Azure AppService>Networking>Access Restrictions & handling 308 redirects from API Management
Just wanted to see if there were any Azure App Service or APIM experts that could help me get past something that is puzzling me when it comes to restricting access to my app service endpoint to the IP address of my Azure API Management service. I can successfully set the APIM's ip address in an "allow" rule, in the Access Restrictions section of the networking tab, in the app service I am targeting. What happens though, is that the APIM redirects my browser to hit the app service endpoint with its own IP address, which of course I just set to be restricted only to allow access from the APIM IP address.

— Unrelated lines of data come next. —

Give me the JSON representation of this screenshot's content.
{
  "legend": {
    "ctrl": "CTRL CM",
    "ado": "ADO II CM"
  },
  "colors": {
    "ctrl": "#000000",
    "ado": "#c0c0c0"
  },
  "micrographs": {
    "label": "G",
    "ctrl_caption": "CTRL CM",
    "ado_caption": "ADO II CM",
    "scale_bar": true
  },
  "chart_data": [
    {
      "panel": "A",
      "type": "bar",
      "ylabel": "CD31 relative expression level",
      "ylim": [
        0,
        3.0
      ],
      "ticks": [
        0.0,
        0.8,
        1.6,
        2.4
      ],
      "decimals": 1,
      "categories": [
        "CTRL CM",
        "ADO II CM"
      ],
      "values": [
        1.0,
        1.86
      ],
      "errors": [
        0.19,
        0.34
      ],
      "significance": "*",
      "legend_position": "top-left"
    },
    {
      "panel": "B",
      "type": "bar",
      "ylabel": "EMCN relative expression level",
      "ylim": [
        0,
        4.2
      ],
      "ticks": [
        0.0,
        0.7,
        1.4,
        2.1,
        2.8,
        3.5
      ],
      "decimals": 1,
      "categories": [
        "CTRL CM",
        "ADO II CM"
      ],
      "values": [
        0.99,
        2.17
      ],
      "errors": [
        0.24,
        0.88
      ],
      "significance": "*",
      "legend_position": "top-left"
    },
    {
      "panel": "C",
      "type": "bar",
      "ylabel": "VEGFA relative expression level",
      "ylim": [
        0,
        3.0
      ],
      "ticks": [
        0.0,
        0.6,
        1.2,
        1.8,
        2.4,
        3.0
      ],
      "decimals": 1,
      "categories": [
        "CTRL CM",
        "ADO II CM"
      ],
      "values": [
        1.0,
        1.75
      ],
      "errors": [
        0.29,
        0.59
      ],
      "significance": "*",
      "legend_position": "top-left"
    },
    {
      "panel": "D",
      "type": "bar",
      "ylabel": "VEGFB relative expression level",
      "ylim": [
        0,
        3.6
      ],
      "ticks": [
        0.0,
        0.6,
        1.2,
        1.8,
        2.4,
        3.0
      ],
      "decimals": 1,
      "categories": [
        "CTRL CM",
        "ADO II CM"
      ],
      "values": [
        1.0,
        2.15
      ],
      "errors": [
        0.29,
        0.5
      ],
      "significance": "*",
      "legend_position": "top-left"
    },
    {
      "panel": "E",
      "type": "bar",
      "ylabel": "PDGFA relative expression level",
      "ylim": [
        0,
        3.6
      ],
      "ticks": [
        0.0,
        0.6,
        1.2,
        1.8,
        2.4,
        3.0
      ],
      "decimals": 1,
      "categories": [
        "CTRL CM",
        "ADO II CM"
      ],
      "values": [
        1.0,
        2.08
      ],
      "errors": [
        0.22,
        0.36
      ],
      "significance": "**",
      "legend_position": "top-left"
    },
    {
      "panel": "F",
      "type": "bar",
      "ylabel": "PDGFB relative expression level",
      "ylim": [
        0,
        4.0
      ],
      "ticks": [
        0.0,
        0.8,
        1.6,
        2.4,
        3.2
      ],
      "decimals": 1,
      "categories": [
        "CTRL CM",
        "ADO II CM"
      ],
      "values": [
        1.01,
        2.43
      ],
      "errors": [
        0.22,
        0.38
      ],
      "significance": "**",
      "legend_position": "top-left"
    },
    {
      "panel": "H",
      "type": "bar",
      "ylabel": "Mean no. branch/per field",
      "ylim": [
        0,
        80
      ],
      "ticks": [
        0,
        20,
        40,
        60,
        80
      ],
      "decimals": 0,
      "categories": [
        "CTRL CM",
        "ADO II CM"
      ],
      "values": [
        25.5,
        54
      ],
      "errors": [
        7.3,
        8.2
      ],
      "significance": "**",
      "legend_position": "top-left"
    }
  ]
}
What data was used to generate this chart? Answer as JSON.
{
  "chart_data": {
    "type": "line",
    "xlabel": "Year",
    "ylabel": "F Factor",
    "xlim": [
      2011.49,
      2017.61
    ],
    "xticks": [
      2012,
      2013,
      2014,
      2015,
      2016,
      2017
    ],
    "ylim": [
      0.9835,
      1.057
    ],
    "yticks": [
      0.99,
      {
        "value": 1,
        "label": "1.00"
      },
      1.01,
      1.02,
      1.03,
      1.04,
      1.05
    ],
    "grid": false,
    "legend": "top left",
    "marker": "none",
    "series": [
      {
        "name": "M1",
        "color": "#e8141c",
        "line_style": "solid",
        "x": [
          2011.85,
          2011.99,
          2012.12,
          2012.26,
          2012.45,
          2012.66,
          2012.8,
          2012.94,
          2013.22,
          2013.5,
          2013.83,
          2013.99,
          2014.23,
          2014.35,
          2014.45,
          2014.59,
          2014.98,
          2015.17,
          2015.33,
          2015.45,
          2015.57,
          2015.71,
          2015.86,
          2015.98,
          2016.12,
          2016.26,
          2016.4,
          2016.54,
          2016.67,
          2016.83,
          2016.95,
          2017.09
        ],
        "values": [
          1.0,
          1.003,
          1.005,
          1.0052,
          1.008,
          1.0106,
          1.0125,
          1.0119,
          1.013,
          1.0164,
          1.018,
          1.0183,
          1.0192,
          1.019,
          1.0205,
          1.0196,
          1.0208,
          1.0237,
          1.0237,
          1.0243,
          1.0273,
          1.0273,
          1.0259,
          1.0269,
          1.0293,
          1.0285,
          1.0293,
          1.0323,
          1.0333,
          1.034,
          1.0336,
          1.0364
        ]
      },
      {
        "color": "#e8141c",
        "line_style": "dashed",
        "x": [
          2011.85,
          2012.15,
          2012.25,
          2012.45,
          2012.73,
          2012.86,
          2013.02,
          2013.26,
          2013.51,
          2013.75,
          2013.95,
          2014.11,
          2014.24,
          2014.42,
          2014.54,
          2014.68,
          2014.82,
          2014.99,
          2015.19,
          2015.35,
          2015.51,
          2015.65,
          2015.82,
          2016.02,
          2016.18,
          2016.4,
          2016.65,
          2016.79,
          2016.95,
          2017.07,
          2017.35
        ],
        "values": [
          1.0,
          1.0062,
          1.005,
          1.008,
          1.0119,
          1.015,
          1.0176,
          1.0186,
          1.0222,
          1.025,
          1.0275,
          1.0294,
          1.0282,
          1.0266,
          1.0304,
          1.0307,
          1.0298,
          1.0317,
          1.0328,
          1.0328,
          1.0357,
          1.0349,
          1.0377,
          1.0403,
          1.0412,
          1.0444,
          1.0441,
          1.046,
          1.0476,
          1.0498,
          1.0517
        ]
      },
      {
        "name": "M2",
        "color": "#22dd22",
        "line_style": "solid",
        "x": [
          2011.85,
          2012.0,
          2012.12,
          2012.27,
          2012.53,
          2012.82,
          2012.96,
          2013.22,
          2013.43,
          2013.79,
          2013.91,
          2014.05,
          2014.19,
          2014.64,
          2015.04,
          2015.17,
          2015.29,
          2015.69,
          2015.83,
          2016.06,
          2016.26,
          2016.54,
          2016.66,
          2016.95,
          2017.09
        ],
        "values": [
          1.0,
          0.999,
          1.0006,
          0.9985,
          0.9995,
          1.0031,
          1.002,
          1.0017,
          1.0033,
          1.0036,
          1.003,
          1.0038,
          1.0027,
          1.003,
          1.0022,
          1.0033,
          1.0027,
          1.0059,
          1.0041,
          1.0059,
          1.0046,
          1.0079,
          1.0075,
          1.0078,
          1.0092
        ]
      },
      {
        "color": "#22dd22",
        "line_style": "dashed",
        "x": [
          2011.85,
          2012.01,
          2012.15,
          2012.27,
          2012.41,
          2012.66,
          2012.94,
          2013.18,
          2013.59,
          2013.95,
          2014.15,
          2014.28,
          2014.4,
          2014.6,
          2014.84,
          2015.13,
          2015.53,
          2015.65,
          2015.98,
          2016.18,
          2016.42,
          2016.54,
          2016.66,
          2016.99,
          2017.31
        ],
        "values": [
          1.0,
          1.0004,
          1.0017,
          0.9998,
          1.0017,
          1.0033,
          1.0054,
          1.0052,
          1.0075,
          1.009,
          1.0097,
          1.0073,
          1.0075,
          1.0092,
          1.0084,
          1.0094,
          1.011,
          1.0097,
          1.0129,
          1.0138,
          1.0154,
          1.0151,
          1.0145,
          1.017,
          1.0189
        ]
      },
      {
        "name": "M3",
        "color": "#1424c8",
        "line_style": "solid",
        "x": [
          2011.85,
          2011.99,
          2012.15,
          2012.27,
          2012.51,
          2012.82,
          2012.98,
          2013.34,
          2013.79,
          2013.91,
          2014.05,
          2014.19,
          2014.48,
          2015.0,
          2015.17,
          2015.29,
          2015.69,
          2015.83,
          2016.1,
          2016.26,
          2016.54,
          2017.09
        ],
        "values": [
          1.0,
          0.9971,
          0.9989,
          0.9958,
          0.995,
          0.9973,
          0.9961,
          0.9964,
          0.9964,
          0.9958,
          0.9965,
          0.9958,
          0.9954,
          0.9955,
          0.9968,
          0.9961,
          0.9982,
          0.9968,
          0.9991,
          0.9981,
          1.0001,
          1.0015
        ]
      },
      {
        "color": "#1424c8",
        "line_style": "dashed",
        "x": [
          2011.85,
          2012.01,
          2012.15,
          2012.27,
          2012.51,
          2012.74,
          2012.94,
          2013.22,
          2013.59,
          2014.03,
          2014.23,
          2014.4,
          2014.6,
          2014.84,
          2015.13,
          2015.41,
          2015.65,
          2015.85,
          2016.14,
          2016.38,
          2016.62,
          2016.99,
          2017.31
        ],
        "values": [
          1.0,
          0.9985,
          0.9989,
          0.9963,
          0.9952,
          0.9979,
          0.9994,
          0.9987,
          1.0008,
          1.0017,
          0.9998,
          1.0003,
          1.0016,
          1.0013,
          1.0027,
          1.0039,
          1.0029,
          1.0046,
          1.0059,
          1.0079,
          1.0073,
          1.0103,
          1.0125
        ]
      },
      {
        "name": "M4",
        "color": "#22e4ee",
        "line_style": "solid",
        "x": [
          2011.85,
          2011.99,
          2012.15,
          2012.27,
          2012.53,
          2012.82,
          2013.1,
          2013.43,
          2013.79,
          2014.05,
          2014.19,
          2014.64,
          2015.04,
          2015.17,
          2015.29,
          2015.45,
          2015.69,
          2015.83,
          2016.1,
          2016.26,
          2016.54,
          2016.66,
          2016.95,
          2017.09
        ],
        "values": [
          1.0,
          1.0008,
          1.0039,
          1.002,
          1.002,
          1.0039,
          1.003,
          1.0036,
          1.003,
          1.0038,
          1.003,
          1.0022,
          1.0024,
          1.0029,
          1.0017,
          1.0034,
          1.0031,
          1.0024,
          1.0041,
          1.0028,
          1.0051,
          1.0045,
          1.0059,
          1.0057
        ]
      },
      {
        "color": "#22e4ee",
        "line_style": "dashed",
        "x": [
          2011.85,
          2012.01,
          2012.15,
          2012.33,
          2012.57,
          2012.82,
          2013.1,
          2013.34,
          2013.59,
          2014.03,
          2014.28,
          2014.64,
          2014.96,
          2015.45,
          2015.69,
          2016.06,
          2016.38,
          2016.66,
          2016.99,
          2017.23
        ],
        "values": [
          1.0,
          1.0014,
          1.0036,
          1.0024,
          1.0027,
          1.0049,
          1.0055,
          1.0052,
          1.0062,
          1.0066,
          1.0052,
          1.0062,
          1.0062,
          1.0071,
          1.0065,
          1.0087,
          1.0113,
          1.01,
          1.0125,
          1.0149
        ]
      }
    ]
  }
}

A 308 Moved Permanently http code is delivered to my browser and my browser is sent to the app service page. I am met with a 403 restricted error, because it is indeed my IP address that is accessing the app service. I am expecting to be redirected to my desired app service, and to be allowed access because it was passed from the "allowed" IP address of my APIM. Do I need to adjust this somehow with an APIM policy, or some kind of networking policy inside the targeted app service?
When I attempt to hit the app from the APIM endpoint, my redirect causes web app to restrict MY IP address
Any thoughts at all would be very helpful
APIM never replies with redirect on its own, so I assume that your backend does that. By default APIM will just pass backend http response to client, no matter the status code. But you can use policies to decide what to do with response in general. For redirect specifically, there is an option follow-redirects on forward-request policy that does what you need.